I pick up my son from school, we are a couple weeks into the month. He looks at me and asks, "Mom, when is the next half day." He looks tired. The homework load is getting harder to help prepare for the next grade level and he has not been sleeping well. Sure he has been waking up early and able to get to school on time in the morning, but it's taking its toll on his poor little body. I can tell he is overtired, his action lately has proven his exhaustion. I feel like the only thing to do know is to start counting down the days to summer break.
April. This is the month where our state does their standardized testing (we aren't there yet in 1st grade thankfully!). It is the only month during the school year without a break, a day off or a half-day to make it feel like it goes by faster. Now that I double check the calendar, there is nothing until the end of school at the end of May! Because of this, it feels like the longest last couple months of the school year.
I look back at my little guy while he sits and waits nicely, rather uncharacteristically patient of him to do, for my response. I know when the next half day takes place. I just don't know if I want to tell him he still has another month before he gets the respite he so clearly wants right now. The last day off he had from school was Good Friday, a couple weeks prior.

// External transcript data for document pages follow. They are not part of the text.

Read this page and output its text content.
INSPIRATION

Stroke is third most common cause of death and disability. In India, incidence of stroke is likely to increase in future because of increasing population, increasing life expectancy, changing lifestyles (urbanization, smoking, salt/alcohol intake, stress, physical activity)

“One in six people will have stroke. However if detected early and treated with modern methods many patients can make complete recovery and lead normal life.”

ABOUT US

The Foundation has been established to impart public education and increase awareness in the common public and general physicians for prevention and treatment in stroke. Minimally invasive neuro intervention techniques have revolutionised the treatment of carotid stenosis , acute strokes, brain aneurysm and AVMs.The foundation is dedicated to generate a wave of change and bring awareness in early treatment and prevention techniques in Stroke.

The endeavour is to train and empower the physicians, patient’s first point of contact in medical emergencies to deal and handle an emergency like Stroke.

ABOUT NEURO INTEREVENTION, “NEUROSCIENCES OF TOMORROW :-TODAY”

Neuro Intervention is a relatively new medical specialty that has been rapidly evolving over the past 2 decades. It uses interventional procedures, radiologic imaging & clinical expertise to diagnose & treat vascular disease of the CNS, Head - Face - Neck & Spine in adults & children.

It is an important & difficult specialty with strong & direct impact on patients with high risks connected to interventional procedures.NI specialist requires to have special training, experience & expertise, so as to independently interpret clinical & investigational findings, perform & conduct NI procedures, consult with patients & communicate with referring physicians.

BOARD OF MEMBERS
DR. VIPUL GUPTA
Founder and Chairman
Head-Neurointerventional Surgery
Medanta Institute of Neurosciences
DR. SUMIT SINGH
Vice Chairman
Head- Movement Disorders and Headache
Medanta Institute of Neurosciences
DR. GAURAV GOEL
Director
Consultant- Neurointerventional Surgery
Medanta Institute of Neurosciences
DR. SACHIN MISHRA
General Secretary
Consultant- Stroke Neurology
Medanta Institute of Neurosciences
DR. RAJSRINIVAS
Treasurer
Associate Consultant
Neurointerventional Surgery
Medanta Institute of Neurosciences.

Last year we were invited to a cousins wedding on the east coast and took a week off from school and work to make a vacation of the trip. We missed a whole week out of this long month, so our experiences were entirely different. Even with half-day kindergarten, I could tell he needed a break midway through this month. This is our first full-day school year, and it seems to make this month a little bit harder.
This year I don't have the vacation to give that buffer for us. I would much rather do something to survive this month without having to go about counting down for summer. Even though we are at the end of the year I still want to maintain that certain level of excitement about attending school. It's so hard to do though when the kids feel like they need a break.
I had spent some time thinking about activities I can do with the kids to keep them occupied and active. The kids love to spend time watching t.v. which was one of the last things I wanted to spend time doing this month and until school lets out. I searched for activities to do outside with the kids, though most activities seemed to be summer based. Those would be fun, but a bit too involved and planning necessary for a weekend or after-school activity. I felt I needed something structured for them.
As I watch my kids play after we get home I realize sometimes it is the unstructured activity they need to unwind. This last month + of school is already going to be structured time upon structured time. I can hear the three of them laughing from one of their bedrooms as they goof off and play. I can't help but smile at the sounds of their free time together. No expectations (aside from the love and kindness expectations we have within our family).
I think we are going to take it easy during this final stretch of the school year. I know I will be asked a few more times when the next half day or day off will be. But, until that moment comes I won't try to push activities on them, I will let them come up with their own games on their own. We will survive this exhausting time day by day. Slowly. Because sometimes it's ok to just let the kids do their own things.